Der bevorstehende Contest bietet eine bunte Mischung aus Musikrichtungen und Bühnenshows, von den klassischen, dramatischen Eurovision-Balladen bis hin zu den Durchschnitts-EDM-Tracks, die sich auf dem Weg zum Lollapalooza verlaufen haben. Doch wie immer gibt es auch die Künstler:innen, die mit ihren einzigartigen Darbietungen und auffälligen Outfits versuchen, aus der Masse herauszustechen. Drei Acts haben es für mich jedoch ganz klar in die Top 3 geschafft: Schweden, Finnland und Frankreich.
Die Stars des Eurovision Song Contest 2023: Loreen, Käärijä und La Zarra
Schweden schickt dieses Jahr beim Eurovision Song Contest einen echten Star ins Rennen: Loreen. Wenn ihr Name bekannt vorkommt, liegt das daran, dass sie bereits 2012 den ESC mit ihrem Hit „Euphoria“ gewann und damit einen der erfolgreichsten ESC-Songs aller Zeiten schuf. In diesem Jahr kehrt sie als Wiederholungstäterin zurück und präsentiert ihren Fans mit „Tattoo“ einen von Kritikern und Fans gleichermaßen gelobten Electropop/House-Song, der an ihren Siegertitel erinnert. Kein Wunder, dass sie beim schwedischen ESC-Vorentscheid, dem Melodifestivalen, mit Bravour gewann und ihre Konkurrenz hinter sich ließ. Auf dem zweiten Platz landeten die Zwillingsbrüder Marcus & Martinus. Loreen, die berberisch-marokkanischer Herkunft ist, nahm 2017 ebenfalls am schwedischen Vorentscheid teil, schaffte es aber mit „Statements“ nicht einmal ins Finale. Mit „Tattoo“ hat sie gute Chancen, das Publikum erneut zu begeistern. Mit ihrem atemberaubenden Gesang, hypnotisierenden Melodien und einer makellosen Produktion wird sie auf jeden Fall für Furore sorgen.
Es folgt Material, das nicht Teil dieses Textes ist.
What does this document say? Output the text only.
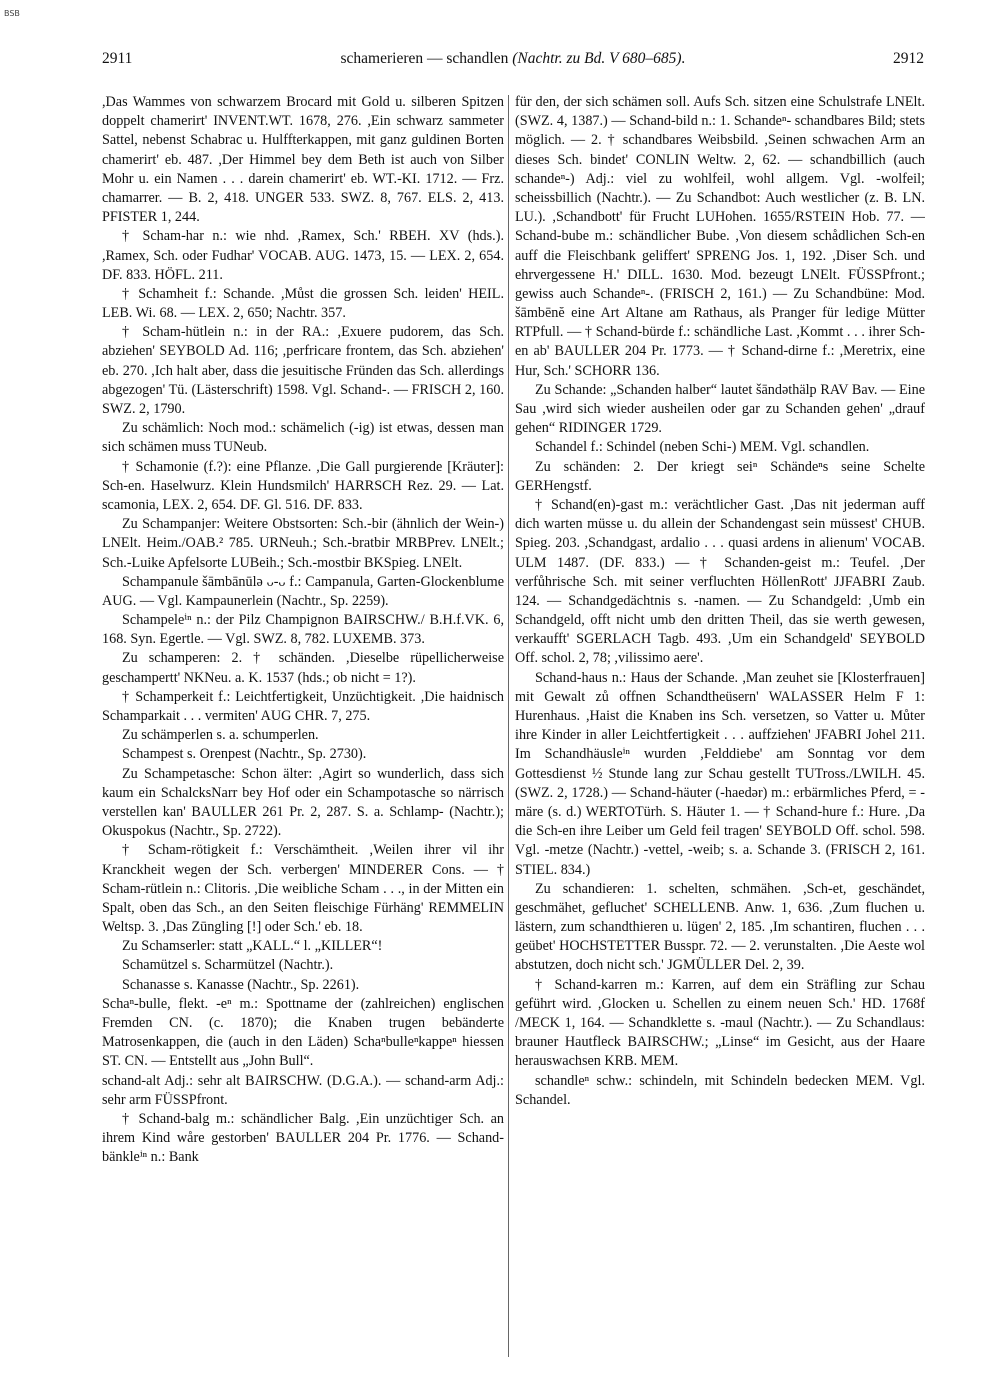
BSB
2911	schamerieren — schandlen (Nachtr. zu Bd. V 680–685).	2912

,Das Wammes von schwarzem Brocard mit Gold u. silberen Spitzen doppelt chamerirt' INVENT.WT. 1678, 276. ,Ein schwarz sammeter Sattel, nebenst Schabrac u. Hulffterkappen, mit ganz guldinen Borten chamerirt' eb. 487. ,Der Himmel bey dem Beth ist auch von Silber Mohr u. ein Namen . . . darein chamerirt' eb. WT.-KI. 1712. — Frz. chamarrer. — B. 2, 418. UNGER 533. SWZ. 8, 767. ELS. 2, 413. PFISTER 1, 244.

† Scham-har n.: wie nhd. ,Ramex, Sch.' RBEH. XV (hds.). ,Ramex, Sch. oder Fudhar' VOCAB. AUG. 1473, 15. — LEX. 2, 654. DF. 833. HÖFL. 211.

† Schamheit f.: Schande. ,Můst die grossen Sch. leiden' HEIL. LEB. Wi. 68. — LEX. 2, 650; Nachtr. 357.

† Scham-hütlein n.: in der RA.: ,Exuere pudorem, das Sch. abziehen' SEYBOLD Ad. 116; ,perfricare frontem, das Sch. abziehen' eb. 270. ,Ich halt aber, dass die jesuitische Fründen das Sch. allerdings abgezogen' Tü. (Lästerschrift) 1598. Vgl. Schand-. — FRISCH 2, 160. SWZ. 2, 1790.

Zu schämlich: Noch mod.: schämelich (-ig) ist etwas, dessen man sich schämen muss TUNeub.

† Schamonie (f.?): eine Pflanze. ,Die Gall purgierende [Kräuter]: Sch-en. Haselwurz. Klein Hundsmilch' HARRSCH Rez. 29. — Lat. scamonia, LEX. 2, 654. DF. Gl. 516. DF. 833.

Zu Schampanjer: Weitere Obstsorten: Sch.-bir (ähnlich der Wein-) LNElt. Heim./OAB.² 785. URNeuh.; Sch.-bratbir MRBPrev. LNElt.; Sch.-Luike Apfelsorte LUBeih.; Sch.-mostbir BKSpieg. LNElt.

Schampanule šāmbānūlə ᴗ-ᴗ f.: Campanula, Garten-Glockenblume AUG. — Vgl. Kampaunerlein (Nachtr., Sp. 2259).

Schampeleⁱⁿ n.: der Pilz Champignon BAIRSCHW./ B.H.f.VK. 6, 168. Syn. Egertle. — Vgl. SWZ. 8, 782. LUXEMB. 373.

Zu schamperen: 2. † schänden. ,Dieselbe rüpellicherweise geschampertt' NKNeu. a. K. 1537 (hds.; ob nicht = 1?).

† Schamperkeit f.: Leichtfertigkeit, Unzüchtigkeit. ,Die haidnisch Schamparkait . . . vermiten' AUG CHR. 7, 275.

Zu schämperlen s. a. schumperlen.

Schampest s. Orenpest (Nachtr., Sp. 2730).

Zu Schampetasche: Schon älter: ,Agirt so wunderlich, dass sich kaum ein SchalcksNarr bey Hof oder ein Schampotasche so närrisch verstellen kan' BAULLER 261 Pr. 2, 287. S. a. Schlamp- (Nachtr.); Okuspokus (Nachtr., Sp. 2722).

† Scham-rötigkeit f.: Verschämtheit. ,Weilen ihrer vil ihr Kranckheit wegen der Sch. verbergen' MINDERER Cons. — † Scham-rütlein n.: Clitoris. ,Die weibliche Scham . . ., in der Mitten ein Spalt, oben das Sch., an den Seiten fleischige Fürhäng' REMMELIN Weltsp. 3. ,Das Zūngling [!] oder Sch.' eb. 18.

Zu Schamserler: statt „KALL.“ l. „KILLER“!

Schamützel s. Scharmützel (Nachtr.).

Schanasse s. Kanasse (Nachtr., Sp. 2261).

Schaⁿ-bulle, flekt. -eⁿ m.: Spottname der (zahlreichen) englischen Fremden CN. (c. 1870); die Knaben trugen bebänderte Matrosenkappen, die (auch in den Läden) Schaⁿbulleⁿkappeⁿ hiessen ST. CN. — Entstellt aus „John Bull“.

schand-alt Adj.: sehr alt BAIRSCHW. (D.G.A.). — schand-arm Adj.: sehr arm FÜSSPfront.

† Schand-balg m.: schändlicher Balg. ,Ein unzüchtiger Sch. an ihrem Kind wåre gestorben' BAULLER 204 Pr. 1776. — Schand-bänkleⁱⁿ n.: Bank

für den, der sich schämen soll. Aufs Sch. sitzen eine Schulstrafe LNElt. (SWZ. 4, 1387.) — Schand-bild n.: 1. Schandeⁿ- schandbares Bild; stets möglich. — 2. † schandbares Weibsbild. ,Seinen schwachen Arm an dieses Sch. bindet' CONLIN Weltw. 2, 62. — schandbillich (auch schandeⁿ-) Adj.: viel zu wohlfeil, wohl allgem. Vgl. -wolfeil; scheissbillich (Nachtr.). — Zu Schandbot: Auch westlicher (z. B. LN. LU.). ,Schandbott' für Frucht LUHohen. 1655/RSTEIN Hob. 77. — Schand-bube m.: schändlicher Bube. ,Von diesem schådlichen Sch-en auff die Fleischbank geliffert' SPRENG Jos. 1, 192. ,Diser Sch. und ehrvergessene H.' DILL. 1630. Mod. bezeugt LNElt. FÜSSPfront.; gewiss auch Schandeⁿ-. (FRISCH 2, 161.) — Zu Schandbüne: Mod. šāmbēnĕ eine Art Altane am Rathaus, als Pranger für ledige Mütter RTPfull. — † Schand-bürde f.: schändliche Last. ,Kommt . . . ihrer Sch-en ab' BAULLER 204 Pr. 1773. — † Schand-dirne f.: ,Meretrix, eine Hur, Sch.' SCHORR 136.

Zu Schande: „Schanden halber“ lautet šāndəthälp RAV Bav. — Eine Sau ,wird sich wieder ausheilen oder gar zu Schanden gehen' „drauf gehen“ RIDINGER 1729.

Schandel f.: Schindel (neben Schi-) MEM. Vgl. schandlen.

Zu schänden: 2. Der kriegt seiⁿ Schändeⁿs seine Schelte GERHengstf.

† Schand(en)-gast m.: verächtlicher Gast. ,Das nit jederman auff dich warten müsse u. du allein der Schandengast sein müssest' CHUB. Spieg. 203. ,Schandgast, ardalio . . . quasi ardens in alienum' VOCAB. ULM 1487. (DF. 833.) — † Schanden-geist m.: Teufel. ,Der verfůhrische Sch. mit seiner verfluchten HöllenRott' JJFABRI Zaub. 124. — Schandgedächtnis s. -namen. — Zu Schandgeld: ,Umb ein Schandgeld, offt nicht umb den dritten Theil, das sie werth gewesen, verkaufft' SGERLACH Tagb. 493. ,Um ein Schandgeld' SEYBOLD Off. schol. 2, 78; ,vilissimo aere'.

Schand-haus n.: Haus der Schande. ,Man zeuhet sie [Klosterfrauen] mit Gewalt zů offnen Schandtheüsern' WALASSER Helm F 1: Hurenhaus. ,Haist die Knaben ins Sch. versetzen, so Vatter u. Můter ihre Kinder in aller Leichtfertigkeit . . . auffziehen' JFABRI Johel 211. Im Schandhäusleⁱⁿ wurden ,Felddiebe' am Sonntag vor dem Gottesdienst ½ Stunde lang zur Schau gestellt TUTross./LWILH. 45. (SWZ. 2, 1728.) — Schand-häuter (-haedər) m.: erbärmliches Pferd, = -märe (s. d.) WERTOTürh. S. Häuter 1. — † Schand-hure f.: Hure. ,Da die Sch-en ihre Leiber um Geld feil tragen' SEYBOLD Off. schol. 598. Vgl. -metze (Nachtr.) -vettel, -weib; s. a. Schande 3. (FRISCH 2, 161. STIEL. 834.)

Zu schandieren: 1. schelten, schmähen. ,Sch-et, geschändet, geschmähet, gefluchet' SCHELLENB. Anw. 1, 636. ,Zum fluchen u. lästern, zum schandthieren u. lügen' 2, 185. ,Im schantiren, fluchen . . . geübet' HOCHSTETTER Busspr. 72. — 2. verunstalten. ,Die Aeste wol abstutzen, doch nicht sch.' JGMÜLLER Del. 2, 39.

† Schand-karren m.: Karren, auf dem ein Sträfling zur Schau geführt wird. ,Glocken u. Schellen zu einem neuen Sch.' HD. 1768f /MECK 1, 164. — Schandklette s. -maul (Nachtr.). — Zu Schandlaus: brauner Hautfleck BAIRSCHW.; „Linse“ im Gesicht, aus der Haare herauswachsen KRB. MEM.

schandleⁿ schw.: schindeln, mit Schindeln bedecken MEM. Vgl. Schandel.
Finnland liefert dieses Jahr einen aufregenden Mix aus den beiden Spezialitäten des Landes: Metal und Pop. Der finnische Rapper und Songwriter Käärijä ist ein vielversprechender Neuling in der Musikszene und hat das Potential, einen bleibenden Eindruck zu hinterlassen. Käärijä stammt aus Helsinki und arbeitet seit früher Jugend an seiner Musikkarriere. Er entdeckte seine Leidenschaft für Musik durch das Schlagzeugspielen und begann 2014 damit, eigene Songs zu schreiben. Sein ESC-Beitrag „Cha Cha Cha“ ist ein faszinierender Trancecore-Song, der geschickt verschiedene Genres miteinander vermischt und dabei unglaublich eingängig und verspielt ist. Es ist kein Wunder, dass das Lied bereits die Spitze der finnischen Charts erreicht hat und bei Buchmachern nach Loreen als Favorit gilt. In Finnland hat der Song bereits Kultstatus erreicht und Käärijäs Fans sind ganz verrückt nach ihm. Im Lied wird das Getränk Pina Colada besungen, das seit der Veröffentlichung in Finnland wieder zu einem der beliebtesten Cocktails geworden ist. „Cha Cha Cha“ ist wild, brilliert durch eine überwältigende Performance und steht auch bei mir als Favorit ganz oben auf der Liste.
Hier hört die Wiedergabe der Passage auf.